Posted at 9:51 pm in British Museum, Uncategorized

A new exhibit at the Tate Modern is based on the artist’s experiences with a fragment broken off one of the Pyramids in Egypt that he later returned. What is more interesting though is the comments from the British Museum on the issues raised by this – despite the fact that many of the artefacts in their collection were originally acquired in similar circumstances by untrained excavators without proper permits.

From:
Daily Telegraph

Tate show reveals artist’s pyramid theft
British artist Andy Holden is to reveal how he stole a piece of the Egypt pyramids in a new exhibition at the Tate Britain in London.
Roya Nikkhah, Arts Correspondent
Published: 9:00AM GMT 10 Jan 2010

The artist’s guilty secret began with a seemingly innocent trip to Egypt.

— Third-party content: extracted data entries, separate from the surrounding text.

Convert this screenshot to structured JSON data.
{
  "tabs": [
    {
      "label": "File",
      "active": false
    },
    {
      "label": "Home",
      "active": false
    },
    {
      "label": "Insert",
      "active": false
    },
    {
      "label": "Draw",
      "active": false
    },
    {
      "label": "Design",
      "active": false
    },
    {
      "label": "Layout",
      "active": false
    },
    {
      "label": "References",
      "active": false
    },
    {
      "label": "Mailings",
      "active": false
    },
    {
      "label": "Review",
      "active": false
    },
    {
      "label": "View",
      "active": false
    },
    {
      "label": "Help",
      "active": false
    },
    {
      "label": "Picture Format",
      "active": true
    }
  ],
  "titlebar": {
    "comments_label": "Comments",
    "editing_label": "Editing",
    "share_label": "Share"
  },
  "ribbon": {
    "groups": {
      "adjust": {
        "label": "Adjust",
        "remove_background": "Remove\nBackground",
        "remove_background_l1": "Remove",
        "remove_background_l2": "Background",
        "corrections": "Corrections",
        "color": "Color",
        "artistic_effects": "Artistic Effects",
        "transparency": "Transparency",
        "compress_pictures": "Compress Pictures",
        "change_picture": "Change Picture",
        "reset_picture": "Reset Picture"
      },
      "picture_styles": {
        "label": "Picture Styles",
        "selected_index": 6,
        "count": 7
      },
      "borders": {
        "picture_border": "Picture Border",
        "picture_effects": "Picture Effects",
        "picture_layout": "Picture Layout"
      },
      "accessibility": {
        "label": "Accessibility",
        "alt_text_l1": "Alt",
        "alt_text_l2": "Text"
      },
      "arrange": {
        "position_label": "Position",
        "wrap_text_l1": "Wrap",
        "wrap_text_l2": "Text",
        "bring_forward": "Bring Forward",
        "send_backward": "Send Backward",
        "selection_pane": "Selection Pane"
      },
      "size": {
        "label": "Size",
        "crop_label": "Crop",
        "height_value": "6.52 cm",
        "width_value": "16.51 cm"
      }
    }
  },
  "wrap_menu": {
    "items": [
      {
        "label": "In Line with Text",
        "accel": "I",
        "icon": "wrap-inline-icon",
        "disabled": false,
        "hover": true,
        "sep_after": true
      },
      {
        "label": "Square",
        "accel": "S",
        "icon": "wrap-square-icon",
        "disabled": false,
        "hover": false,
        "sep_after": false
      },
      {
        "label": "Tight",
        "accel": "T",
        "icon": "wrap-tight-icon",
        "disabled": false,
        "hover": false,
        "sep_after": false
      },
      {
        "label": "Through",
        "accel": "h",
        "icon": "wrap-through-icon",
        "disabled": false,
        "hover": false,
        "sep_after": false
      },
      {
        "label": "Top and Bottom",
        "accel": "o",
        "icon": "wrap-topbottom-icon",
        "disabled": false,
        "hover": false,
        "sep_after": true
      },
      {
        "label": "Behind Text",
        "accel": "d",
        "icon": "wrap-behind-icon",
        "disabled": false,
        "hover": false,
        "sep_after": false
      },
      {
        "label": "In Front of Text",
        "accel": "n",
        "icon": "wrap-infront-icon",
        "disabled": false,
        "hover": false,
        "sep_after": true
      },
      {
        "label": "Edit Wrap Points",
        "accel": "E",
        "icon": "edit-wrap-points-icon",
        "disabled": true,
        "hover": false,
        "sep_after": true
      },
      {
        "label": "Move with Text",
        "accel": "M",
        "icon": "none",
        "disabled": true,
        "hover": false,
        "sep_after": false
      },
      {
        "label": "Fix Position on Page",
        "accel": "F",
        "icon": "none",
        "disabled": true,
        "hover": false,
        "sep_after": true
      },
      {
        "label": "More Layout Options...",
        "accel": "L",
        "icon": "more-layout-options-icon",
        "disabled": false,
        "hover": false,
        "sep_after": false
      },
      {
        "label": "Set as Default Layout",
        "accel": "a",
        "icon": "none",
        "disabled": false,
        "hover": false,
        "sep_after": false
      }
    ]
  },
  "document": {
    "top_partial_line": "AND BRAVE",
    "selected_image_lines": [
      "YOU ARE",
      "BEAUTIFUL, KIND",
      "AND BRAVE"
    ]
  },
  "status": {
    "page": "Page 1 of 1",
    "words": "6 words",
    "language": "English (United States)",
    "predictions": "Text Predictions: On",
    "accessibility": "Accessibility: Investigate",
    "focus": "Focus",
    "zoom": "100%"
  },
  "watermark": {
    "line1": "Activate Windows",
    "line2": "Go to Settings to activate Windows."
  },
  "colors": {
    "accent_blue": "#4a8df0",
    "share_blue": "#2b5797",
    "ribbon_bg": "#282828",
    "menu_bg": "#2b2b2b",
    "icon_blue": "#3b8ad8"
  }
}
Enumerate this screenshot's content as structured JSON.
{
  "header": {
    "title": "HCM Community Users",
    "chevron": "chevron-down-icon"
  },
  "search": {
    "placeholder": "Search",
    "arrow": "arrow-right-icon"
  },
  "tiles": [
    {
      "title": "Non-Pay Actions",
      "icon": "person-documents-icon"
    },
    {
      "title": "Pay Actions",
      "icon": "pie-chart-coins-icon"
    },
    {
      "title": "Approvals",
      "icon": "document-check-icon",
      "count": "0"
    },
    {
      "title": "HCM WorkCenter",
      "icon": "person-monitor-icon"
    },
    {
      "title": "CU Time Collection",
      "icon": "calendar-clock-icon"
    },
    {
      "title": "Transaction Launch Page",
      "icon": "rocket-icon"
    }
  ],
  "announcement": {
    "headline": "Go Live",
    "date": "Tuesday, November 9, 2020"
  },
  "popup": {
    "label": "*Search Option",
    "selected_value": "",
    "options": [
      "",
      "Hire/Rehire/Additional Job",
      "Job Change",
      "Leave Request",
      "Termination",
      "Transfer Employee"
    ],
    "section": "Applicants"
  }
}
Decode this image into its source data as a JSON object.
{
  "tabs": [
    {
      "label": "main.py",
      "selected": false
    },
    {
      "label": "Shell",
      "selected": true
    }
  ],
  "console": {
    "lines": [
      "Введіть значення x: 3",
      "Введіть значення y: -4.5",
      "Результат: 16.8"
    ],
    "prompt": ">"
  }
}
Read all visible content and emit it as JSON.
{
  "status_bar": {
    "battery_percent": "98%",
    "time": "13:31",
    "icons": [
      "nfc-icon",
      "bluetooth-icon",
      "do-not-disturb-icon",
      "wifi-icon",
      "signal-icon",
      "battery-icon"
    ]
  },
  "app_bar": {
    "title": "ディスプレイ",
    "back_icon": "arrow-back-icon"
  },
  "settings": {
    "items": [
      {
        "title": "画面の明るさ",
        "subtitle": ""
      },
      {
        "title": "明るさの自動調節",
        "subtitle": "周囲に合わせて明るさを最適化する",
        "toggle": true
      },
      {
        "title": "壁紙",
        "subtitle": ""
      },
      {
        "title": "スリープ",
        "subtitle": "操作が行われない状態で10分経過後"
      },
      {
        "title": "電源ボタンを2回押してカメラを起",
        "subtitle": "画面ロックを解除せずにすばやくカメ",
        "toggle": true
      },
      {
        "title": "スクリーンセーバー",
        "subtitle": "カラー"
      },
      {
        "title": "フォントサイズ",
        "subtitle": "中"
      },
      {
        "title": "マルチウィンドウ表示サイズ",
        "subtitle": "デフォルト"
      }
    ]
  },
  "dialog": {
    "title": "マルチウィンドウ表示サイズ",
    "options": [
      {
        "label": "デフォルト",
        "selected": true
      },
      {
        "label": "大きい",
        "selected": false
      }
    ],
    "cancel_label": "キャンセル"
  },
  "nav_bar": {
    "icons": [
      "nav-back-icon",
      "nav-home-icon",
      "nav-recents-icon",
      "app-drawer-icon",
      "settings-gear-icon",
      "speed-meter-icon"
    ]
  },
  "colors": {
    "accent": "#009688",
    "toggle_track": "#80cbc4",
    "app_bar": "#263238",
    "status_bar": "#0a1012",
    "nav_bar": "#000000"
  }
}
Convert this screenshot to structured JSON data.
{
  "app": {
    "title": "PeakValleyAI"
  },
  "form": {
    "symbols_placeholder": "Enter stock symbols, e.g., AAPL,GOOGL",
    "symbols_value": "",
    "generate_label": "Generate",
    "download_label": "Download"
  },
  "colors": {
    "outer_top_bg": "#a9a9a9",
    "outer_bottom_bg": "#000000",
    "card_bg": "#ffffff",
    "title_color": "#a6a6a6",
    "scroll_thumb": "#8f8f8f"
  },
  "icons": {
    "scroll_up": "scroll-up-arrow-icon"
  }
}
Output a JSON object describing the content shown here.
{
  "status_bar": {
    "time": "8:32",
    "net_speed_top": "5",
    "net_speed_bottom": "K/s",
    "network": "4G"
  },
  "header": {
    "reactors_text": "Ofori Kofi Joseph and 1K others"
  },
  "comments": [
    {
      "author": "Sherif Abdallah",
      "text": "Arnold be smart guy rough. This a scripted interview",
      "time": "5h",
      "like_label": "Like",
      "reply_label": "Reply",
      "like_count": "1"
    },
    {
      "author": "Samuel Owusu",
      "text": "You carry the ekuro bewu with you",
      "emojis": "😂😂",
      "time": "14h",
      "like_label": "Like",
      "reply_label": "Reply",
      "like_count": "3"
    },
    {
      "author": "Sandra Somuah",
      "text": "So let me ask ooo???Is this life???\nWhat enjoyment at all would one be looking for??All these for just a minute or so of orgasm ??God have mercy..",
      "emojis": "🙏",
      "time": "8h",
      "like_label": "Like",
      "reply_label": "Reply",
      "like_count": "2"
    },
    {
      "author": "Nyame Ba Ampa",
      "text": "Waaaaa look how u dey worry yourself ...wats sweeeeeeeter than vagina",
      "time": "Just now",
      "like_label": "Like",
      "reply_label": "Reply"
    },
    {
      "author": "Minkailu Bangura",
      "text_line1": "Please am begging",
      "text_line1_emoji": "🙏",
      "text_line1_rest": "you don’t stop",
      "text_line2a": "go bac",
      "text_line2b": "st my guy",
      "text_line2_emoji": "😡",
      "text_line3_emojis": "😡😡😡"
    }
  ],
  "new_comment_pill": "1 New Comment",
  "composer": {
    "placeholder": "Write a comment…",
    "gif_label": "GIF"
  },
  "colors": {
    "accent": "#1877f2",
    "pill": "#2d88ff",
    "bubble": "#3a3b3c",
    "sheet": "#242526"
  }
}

Accompanying his father, who was there on business, Andy, then 12, was taken to the Great Pyramid of Giza: the only one of the Seven Wonders of the Ancient World still surviving – relatively intact – and the oldest and largest of the pyramids at the Giza Necropolis.

“When we arrived at the pyramids, unthinkingly I broke off a lump of stone from the side of the Great Pyramid in Giza,” said Mr Holden. “I got home and put it on a shelf in my room alongside a collection of other souvenirs I had as a kid, but when my parents found out, they were furious and it ended up becoming this terrible guilt object.